Awards and highlights
- Freshman All-SEC (1995); Second-team All-SEC (1998); First-team All-SEC (1999); Arkansas All-Decade Team (1990s); UA Sports Hall of Fame (2019); Arkansas Sports Hall of Fame (2020);

= Anthony Lucas (wide receiver) =

American football player (born 1976)

Anthony Lucas (born November 20, 1976) is an American former professional football player who was a wide receiver in the National Football League (NFL). He played college football for the Arkansas Razorbacks. He was selected in the fourth round (114th overall) of the 2000 NFL draft by the Green Bay Packers . Lucas was also a member of the Dallas Cowboys. However, he never played in an NFL game.

==Early life and college==
Lucas was born in Tallulah, Louisiana to Gerald and Rena Lucas. He then attended McCall High School before attending the University of Arkansas.

As a freshman in 1995, Lucas appeared in 11 games, catching passes from Arkansas QB Barry Lunney Jr. he recorded 27 receptions for 526 yards and four touchdowns. He helped Arkansas win their first SEC West Division championship in 1995, finishing the season (8-5). His sophomore season in 1996 was cut short during the season opener where we recorded three receptions for 32 yards before being injured and missing the rest of the season. As a redshirt sophomore in 1997, Lucas began catching passes from Arkansas QB Clint Stoerner. Lucas again appeared in 11 games, recording 27 receptions for 495 yards and four touchdowns. He also carried the ball one time for three yards. After the 1997 season, Arkansas head coach Danny Ford was fired, and Houston Nutt was hired as the new head coach. As a redshirt junior in 1998, Lucas became the first Razorback to ever have 1000 yards receiving in a single season, as he appeared in 10 games and recorded 43 receptions for 1,004 yards and 10 touchdowns. Lucas and the Razorbacks won the school's second SEC West Division championship, finishing with a (9-3) record. As a redshirt senior in 1999, he appeared in 10 games and recorded 37 receptions for 822 yards, and five touchdowns. Lucas and the Hogs beat the Texas Longhorns in the 2000 Cotton Bowl Classic, 27-6, finishing (8-4).

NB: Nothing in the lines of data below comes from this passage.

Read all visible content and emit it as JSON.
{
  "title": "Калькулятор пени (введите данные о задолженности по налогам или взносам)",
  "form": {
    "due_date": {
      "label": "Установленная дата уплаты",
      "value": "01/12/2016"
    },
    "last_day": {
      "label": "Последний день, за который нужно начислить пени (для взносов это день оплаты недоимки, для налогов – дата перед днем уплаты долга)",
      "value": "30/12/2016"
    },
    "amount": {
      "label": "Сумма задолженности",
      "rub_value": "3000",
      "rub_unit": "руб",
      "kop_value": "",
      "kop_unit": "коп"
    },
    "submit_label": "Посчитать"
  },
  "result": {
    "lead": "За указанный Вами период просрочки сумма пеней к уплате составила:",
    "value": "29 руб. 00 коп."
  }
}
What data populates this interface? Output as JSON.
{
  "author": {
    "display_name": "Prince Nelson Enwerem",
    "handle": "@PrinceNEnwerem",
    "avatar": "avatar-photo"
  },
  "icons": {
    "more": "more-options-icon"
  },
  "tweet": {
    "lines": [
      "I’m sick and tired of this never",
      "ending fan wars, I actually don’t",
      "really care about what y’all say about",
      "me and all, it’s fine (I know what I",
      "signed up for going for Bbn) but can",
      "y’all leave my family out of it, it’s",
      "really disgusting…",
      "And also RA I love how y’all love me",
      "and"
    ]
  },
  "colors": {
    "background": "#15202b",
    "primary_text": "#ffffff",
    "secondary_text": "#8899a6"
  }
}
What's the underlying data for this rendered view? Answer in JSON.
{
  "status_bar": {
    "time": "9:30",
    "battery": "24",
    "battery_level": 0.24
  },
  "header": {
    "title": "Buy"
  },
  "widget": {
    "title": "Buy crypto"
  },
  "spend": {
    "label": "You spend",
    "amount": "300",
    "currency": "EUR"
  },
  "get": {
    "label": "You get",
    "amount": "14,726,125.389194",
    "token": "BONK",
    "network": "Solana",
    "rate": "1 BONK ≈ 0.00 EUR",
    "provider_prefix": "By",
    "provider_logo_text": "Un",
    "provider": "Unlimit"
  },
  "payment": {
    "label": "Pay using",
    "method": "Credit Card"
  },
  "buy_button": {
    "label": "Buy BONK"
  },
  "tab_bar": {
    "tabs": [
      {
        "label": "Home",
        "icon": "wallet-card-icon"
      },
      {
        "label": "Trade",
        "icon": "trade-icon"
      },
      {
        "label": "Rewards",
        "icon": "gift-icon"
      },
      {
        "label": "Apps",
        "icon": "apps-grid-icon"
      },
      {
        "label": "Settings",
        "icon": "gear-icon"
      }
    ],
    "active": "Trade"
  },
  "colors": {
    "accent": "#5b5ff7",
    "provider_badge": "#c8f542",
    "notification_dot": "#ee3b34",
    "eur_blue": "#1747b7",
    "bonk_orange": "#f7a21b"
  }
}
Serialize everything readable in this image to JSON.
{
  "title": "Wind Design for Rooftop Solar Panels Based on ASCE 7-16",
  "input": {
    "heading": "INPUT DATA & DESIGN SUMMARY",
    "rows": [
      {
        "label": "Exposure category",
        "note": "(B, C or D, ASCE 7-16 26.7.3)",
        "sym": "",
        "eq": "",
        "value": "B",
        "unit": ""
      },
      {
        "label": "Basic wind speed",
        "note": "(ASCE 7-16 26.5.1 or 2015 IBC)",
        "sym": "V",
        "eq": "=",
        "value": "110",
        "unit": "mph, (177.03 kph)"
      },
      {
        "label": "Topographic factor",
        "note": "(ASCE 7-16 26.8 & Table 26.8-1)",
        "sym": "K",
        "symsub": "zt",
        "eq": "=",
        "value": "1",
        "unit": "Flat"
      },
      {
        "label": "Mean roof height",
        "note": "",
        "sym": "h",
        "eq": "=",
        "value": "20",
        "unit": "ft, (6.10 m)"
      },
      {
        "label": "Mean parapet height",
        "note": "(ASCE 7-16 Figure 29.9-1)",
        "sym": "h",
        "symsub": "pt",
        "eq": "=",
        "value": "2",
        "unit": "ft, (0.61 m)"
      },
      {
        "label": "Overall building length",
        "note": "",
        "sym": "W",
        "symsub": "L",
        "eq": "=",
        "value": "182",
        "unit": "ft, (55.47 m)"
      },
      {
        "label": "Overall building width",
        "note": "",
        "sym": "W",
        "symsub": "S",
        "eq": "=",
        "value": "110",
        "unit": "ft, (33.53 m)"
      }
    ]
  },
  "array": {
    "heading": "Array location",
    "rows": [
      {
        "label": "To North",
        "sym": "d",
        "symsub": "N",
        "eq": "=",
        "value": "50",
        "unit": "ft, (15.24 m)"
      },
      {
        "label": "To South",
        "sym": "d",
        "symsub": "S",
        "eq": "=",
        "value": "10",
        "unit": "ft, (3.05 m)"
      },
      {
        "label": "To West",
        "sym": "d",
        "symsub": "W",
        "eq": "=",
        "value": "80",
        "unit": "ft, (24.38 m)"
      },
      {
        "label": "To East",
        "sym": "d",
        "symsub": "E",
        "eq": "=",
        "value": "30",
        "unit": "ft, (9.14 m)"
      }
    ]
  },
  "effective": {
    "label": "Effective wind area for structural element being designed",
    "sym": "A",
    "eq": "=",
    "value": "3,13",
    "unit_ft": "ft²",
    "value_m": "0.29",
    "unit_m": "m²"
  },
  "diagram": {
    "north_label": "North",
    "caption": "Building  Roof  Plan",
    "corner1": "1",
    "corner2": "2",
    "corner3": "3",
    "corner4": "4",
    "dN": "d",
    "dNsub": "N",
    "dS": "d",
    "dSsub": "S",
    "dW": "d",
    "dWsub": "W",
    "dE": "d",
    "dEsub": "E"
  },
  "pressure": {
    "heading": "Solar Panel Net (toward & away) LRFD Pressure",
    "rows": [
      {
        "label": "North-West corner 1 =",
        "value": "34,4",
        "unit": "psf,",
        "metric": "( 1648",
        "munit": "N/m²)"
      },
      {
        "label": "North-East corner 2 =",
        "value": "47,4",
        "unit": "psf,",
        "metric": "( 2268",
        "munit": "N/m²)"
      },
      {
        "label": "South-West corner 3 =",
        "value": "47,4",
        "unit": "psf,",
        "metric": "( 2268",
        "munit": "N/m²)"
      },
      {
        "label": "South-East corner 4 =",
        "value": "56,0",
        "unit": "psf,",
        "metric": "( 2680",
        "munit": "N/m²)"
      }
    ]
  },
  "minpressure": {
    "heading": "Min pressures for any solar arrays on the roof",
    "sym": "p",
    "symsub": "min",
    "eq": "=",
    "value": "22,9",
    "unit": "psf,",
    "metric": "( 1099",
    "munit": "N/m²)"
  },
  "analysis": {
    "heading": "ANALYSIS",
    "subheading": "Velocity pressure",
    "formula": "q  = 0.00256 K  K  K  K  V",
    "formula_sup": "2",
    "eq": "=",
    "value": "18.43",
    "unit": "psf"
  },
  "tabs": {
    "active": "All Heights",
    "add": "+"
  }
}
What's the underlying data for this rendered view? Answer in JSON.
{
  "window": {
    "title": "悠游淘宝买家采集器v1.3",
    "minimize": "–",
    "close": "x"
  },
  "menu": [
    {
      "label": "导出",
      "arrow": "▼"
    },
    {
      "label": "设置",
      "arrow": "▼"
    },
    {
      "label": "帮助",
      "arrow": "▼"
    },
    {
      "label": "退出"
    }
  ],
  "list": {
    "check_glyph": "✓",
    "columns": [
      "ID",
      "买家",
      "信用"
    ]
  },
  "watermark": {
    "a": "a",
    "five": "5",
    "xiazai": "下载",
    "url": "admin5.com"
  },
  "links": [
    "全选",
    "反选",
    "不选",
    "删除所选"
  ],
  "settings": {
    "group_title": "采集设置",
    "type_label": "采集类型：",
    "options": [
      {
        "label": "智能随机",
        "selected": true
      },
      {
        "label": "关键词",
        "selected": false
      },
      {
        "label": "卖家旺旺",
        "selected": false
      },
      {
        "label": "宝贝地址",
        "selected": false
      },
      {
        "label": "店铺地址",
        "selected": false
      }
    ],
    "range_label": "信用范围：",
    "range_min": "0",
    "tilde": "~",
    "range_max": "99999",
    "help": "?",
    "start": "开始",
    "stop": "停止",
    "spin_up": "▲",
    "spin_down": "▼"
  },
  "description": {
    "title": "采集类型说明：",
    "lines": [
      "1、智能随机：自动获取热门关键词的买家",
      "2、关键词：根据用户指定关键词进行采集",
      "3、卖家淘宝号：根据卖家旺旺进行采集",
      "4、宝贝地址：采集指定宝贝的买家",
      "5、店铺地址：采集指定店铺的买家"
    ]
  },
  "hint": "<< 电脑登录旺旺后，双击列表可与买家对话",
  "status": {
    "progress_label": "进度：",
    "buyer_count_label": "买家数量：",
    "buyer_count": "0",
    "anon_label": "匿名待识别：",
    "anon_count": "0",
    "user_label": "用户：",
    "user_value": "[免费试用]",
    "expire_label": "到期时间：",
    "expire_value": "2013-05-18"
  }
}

In March 2020, Lucas was inducted into the Arkansas Sports Hall of Fame.

==Professional career==

Lucas was selected in the fourth round (114th overall) in the 2000 NFL draft by the Green Bay Packers.
He spent his entire rookie season on the Packers PUP list. He was waived on August 23, 2001.

On August 24, Lucas was claimed off waivers by the Dallas Cowboys. He was waived on September 2 and signed to the team's practice squad the next day. He spent the entire 2001 season on the practice squad. On August 12, 2002, he was waived/injured and reverted to injured reserve the next day.

Pre-draft measurables
| Height | Weight | Arm length | Hand span | 40-yard dash | 10-yard split | 20-yard split | Vertical jump | Broad jump |
| 6 ft 2+3⁄4 in (1.90 m) | 194 lb (88 kg) | 31+7⁄8 in (0.81 m) | 8+7⁄8 in (0.23 m) | 4.51 s | 1.60 s | 2.66 s | 35.0 in (0.89 m) | 10 ft 1 in (3.07 m) |
All values from NFL Combine

==Personal life==
As of 2020, Lucas was married to his wife Devae, and they have two daughters, Kassidy and Kaylee.